Climate change is not an environmental issue – though thankfully environmentalists have been raising awareness of the issues for decades. By giving climate change a green or an environmental label, it makes it easier for us to shake off responsibility. Climate change needs to be mainstreamed. It is an issue of human rights and of justice; it is a political issue; an issue of economics. It is an ethical issue that we as Christians need to take responsibility for.
It will also become increasingly an issue of political stability; political leaders are ultimately responsible for dealing with the impact of climate change - whether from the floods we’ve experienced in the UK, or the heatwave, drought and loss of crops experienced here in S Europe this summer. Who got the blame for Hurricane Katrina?

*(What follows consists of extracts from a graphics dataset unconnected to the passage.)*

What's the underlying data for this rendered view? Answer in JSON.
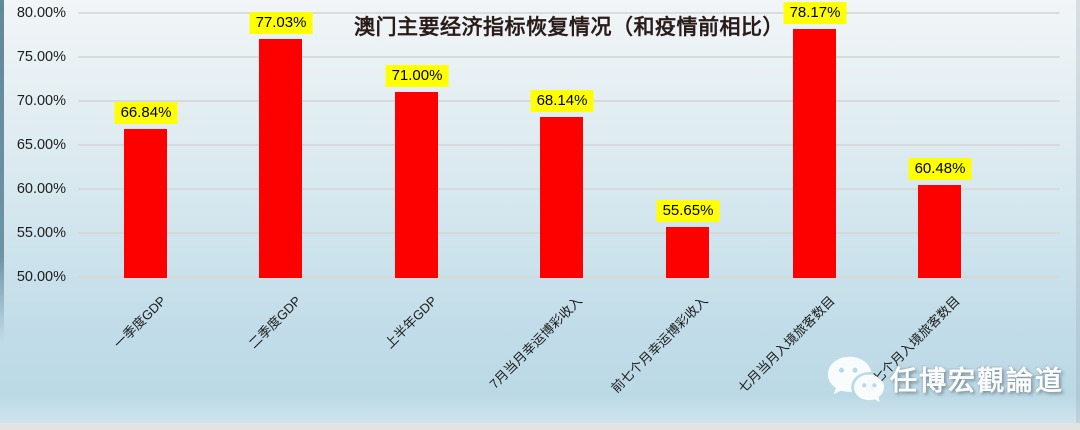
{
  "chart_data": {
    "type": "bar",
    "title": "澳门主要经济指标恢复情况（和疫情前相比）",
    "categories": [
      "一季度GDP",
      "二季度GDP",
      "上半年GDP",
      "7月当月幸运博彩收入",
      "前七个月幸运博彩收入",
      "七月当月入境旅客数目",
      "前七个月入境旅客数目"
    ],
    "values": [
      66.84,
      77.03,
      71.0,
      68.14,
      55.65,
      78.17,
      60.48
    ],
    "data_labels": [
      "66.84%",
      "77.03%",
      "71.00%",
      "68.14%",
      "55.65%",
      "78.17%",
      "60.48%"
    ],
    "y_ticks": {
      "labels": [
        "80.00%",
        "75.00%",
        "70.00%",
        "65.00%",
        "60.00%",
        "55.00%",
        "50.00%"
      ],
      "values": [
        80,
        75,
        70,
        65,
        60,
        55,
        50
      ]
    },
    "ylim": [
      50,
      80
    ],
    "grid": true,
    "legend_position": "none",
    "colors": {
      "bar": "#FC0100",
      "data_label_bg": "#FFFF00",
      "data_label_text": "#000000",
      "title_text": "#2a1c1a",
      "axis_text": "#1c1c1c",
      "gridline": "#d5d7d6"
    }
  },
  "watermark": {
    "text": "任博宏觀論道",
    "icon": "wechat-icon"
  }
}
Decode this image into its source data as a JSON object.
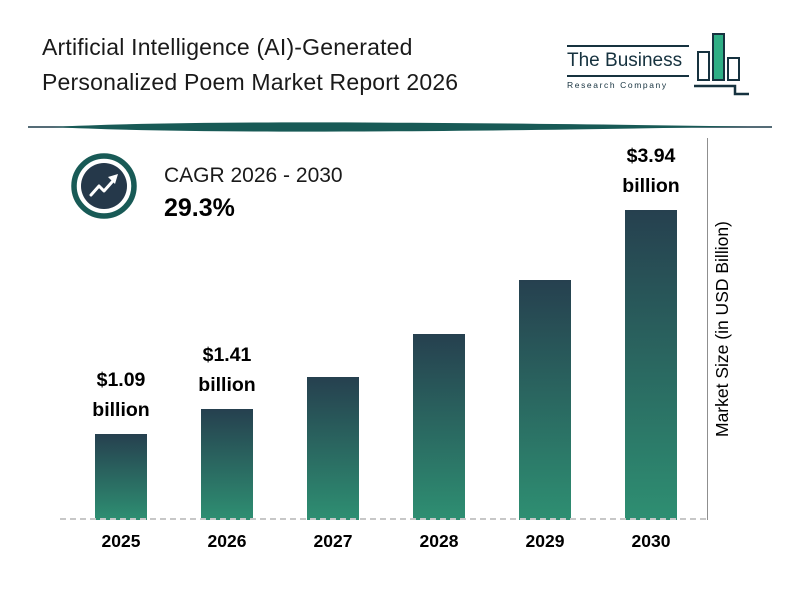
{
  "header": {
    "title_line1": "Artificial Intelligence (AI)-Generated",
    "title_line2": "Personalized Poem Market Report 2026",
    "logo": {
      "name": "The Business",
      "subname": "Research Company"
    }
  },
  "cagr": {
    "label": "CAGR 2026 - 2030",
    "value": "29.3%"
  },
  "chart_data": {
    "type": "bar",
    "title": "Artificial Intelligence (AI)-Generated Personalized Poem Market Report 2026",
    "categories": [
      "2025",
      "2026",
      "2027",
      "2028",
      "2029",
      "2030"
    ],
    "values": [
      1.09,
      1.41,
      1.82,
      2.36,
      3.05,
      3.94
    ],
    "value_labels": [
      {
        "amount": "$1.09",
        "unit": "billion"
      },
      {
        "amount": "$1.41",
        "unit": "billion"
      },
      null,
      null,
      null,
      {
        "amount": "$3.94",
        "unit": "billion"
      }
    ],
    "unit": "USD Billion",
    "xlabel": "",
    "ylabel": "Market Size (in USD Billion)",
    "ylim": [
      0,
      4
    ],
    "grid": false,
    "legend": "none",
    "annotations": [
      "CAGR 2026 - 2030: 29.3%"
    ],
    "bar_gradient_top": "#26404f",
    "bar_gradient_bottom": "#2e8f72"
  },
  "colors": {
    "accent_teal": "#185a56",
    "dark_navy": "#25384a",
    "logo_green": "#2fae85",
    "text": "#111111"
  }
}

This is ultimately an issue of human survival for life as we know it. Whatever happens with climate change, human life will continue but it may not be in ways or in numbers that we would like to envisage. Societies can and do crumble. We have a tendency to believe our civilisations are stable and secure – but we have numerous examples of civilisations that crumbled, often very fast - the Mayan civilisation or Easter Island. Our societies are often more fragile than we would like to believe. Blockading fuel stations in the UK in 2000 brought the UK to the point of collapse within 5 days.
Who will take the leadership? What will future generations say of us? Did they not know? Could they not understand, Why did they do so little, so late?
Let us take the initiative and say enough!
We have only one, infinitely beautiful, varied and fertile earth. So precious in God’s eyes. Like the morning stars that sang for joy at creation, let us too cry out, burning brightly.
We can stand together in unity in the light and love of Christ to say enough!
Extracts from a speech given by Dr Isabel Carter at the Third European Ecumenical Assembly in Sibiu.